Für alle diese vier Tunnel wurden Denkmäler gebaut, die daran erinnern sollen, wie akut die Gefahr noch heute ist. Ob es auch Tunnel vom Süden in den Norden gibt wird nicht ersichtlich.
Wir folgen der Grenze in Richtung der „Joint Security Area“. An dieser Stelle gibt es einen Übergang, den Checkpoint. Hier begegnen sich ab und zu die Staatchefs, um sich die besten Absichten zu versichern, und um immer einmal wieder gefangene Spione auszutauschen.
Auf einem Berg im Hintergrund nutzen die Nordländer die Chance für ein wenig Eigenwerbung und bauten mit 160 Metern den höchsten Fahnenmast der Welt. Allein die Flagge wiegt 270 kg.
Das schöne Wetter, die Reisfelder und blühende Blumenwiesen vermitteln eine beschauliche Idylle, die lediglich von den überall präsenten Stacheldrahtzäunen und dem Kriegsgerät etwas getrübt wird.
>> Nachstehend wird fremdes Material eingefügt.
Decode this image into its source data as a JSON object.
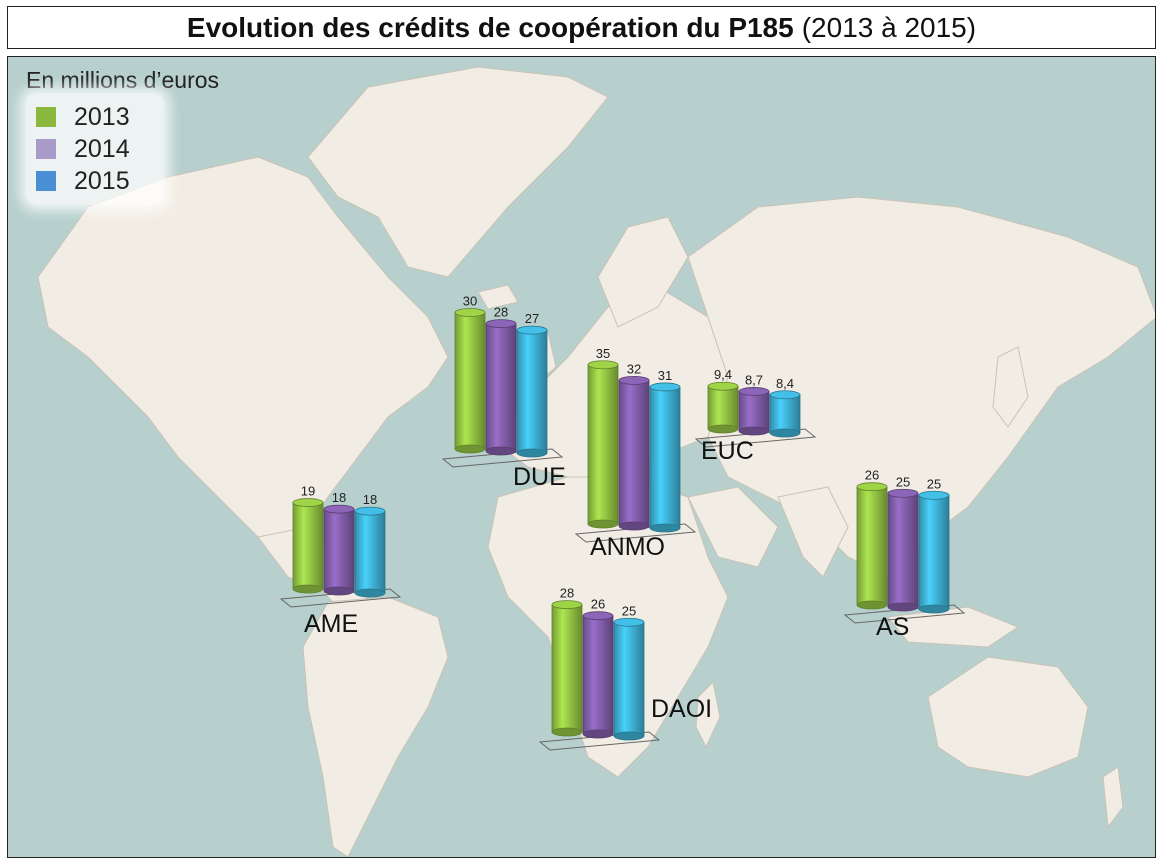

Von einer Aussichtsplattform können wir weit in den Norden hineinschauen. Unsere sympathische Kriegsreiseführerin erklärt uns etwas darüber, was wir sehen.
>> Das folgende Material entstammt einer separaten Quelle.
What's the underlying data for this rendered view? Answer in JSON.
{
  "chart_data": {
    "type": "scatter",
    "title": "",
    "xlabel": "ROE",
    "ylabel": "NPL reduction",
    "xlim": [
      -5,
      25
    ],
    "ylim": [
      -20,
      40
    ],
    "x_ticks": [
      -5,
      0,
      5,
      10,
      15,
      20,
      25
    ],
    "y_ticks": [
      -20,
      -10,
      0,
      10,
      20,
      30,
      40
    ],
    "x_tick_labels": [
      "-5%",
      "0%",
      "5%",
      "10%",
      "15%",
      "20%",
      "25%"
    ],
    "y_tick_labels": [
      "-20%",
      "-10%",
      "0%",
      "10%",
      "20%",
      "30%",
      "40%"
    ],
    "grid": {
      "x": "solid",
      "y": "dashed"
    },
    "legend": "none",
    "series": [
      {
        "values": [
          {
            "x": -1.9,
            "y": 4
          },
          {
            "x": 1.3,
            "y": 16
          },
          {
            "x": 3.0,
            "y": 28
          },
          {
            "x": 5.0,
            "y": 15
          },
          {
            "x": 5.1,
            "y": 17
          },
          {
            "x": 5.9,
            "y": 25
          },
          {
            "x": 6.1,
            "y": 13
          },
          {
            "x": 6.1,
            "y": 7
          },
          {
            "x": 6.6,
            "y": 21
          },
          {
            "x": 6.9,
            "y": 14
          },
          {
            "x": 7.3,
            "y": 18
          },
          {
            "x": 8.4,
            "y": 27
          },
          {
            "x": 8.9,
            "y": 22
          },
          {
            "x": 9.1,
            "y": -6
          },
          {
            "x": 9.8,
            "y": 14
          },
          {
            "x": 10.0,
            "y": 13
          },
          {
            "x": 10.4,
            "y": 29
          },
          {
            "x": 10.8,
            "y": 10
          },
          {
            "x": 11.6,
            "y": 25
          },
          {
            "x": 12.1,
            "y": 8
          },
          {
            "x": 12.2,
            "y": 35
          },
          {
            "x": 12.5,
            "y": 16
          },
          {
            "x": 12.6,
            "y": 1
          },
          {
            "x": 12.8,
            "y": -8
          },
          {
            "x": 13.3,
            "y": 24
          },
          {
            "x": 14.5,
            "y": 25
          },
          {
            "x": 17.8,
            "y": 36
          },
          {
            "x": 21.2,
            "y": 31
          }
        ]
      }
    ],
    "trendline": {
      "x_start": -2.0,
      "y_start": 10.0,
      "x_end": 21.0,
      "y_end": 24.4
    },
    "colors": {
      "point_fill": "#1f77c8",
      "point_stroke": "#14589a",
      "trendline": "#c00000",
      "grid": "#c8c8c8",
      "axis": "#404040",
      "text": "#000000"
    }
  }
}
Vor uns blicken wir auf den Fluss Han-Gang, der breit und zur Bucht wird, die in den Ozean übergeht. Am anderen Ufer sehen wir sanfte Hügel, idyllische Dörfer und Reisfelder, auf deinen vereinzelte Bauern gemütlich arbeiten. Scheint ein schönes Land zu sein, dieses Nordkorea. Und dann kommt gefühlt das Knirschen einer Schallplatte, um einen Riss im Film zu vertonen, in unseren Köpfen.
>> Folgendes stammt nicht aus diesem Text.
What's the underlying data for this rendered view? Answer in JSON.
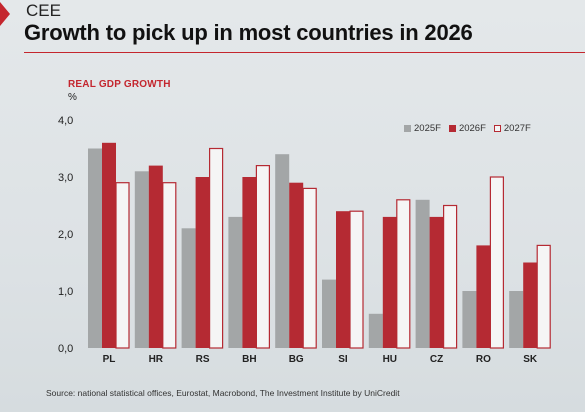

Die Dörfer, die wir sehen, bestehen aus Pappe. Wenn es Sturm gibt fallen hin und wieder manche der Fassaden um. Man hat sich scheinbar nicht einmal die Mühe gemacht, richtige Gebäude zu bauen, sondern lediglich Attrappen wie im Film dort aufzurichten. Bei den Bauern auf dem Feld handelt es sich um Schauspieler, aber schlecht bezahlte. Morgens kommen Militärfahrzeuge und laden in Arbeitsklamotten bekleidete Soldaten für die Propaganda-Aktion „Heidi auf dem Reisfeld“ ab, um sie abends wieder einzusammeln, bevor ihnen dumme Gedanken kommen könnten.
Die Grenze mit eigenen Augen zu sehen war eine historische Lektion für uns. In Deutschland sah es noch vor 24 Jahren genauso aus und könnte heute immer noch so sein. Aber das Schicksal hat es besser mit uns gemeint.
Wir verlassen die Grenze und begeben uns auf die Reise nach Süden. Dort suchen wir den Frieden im Land Buddhas.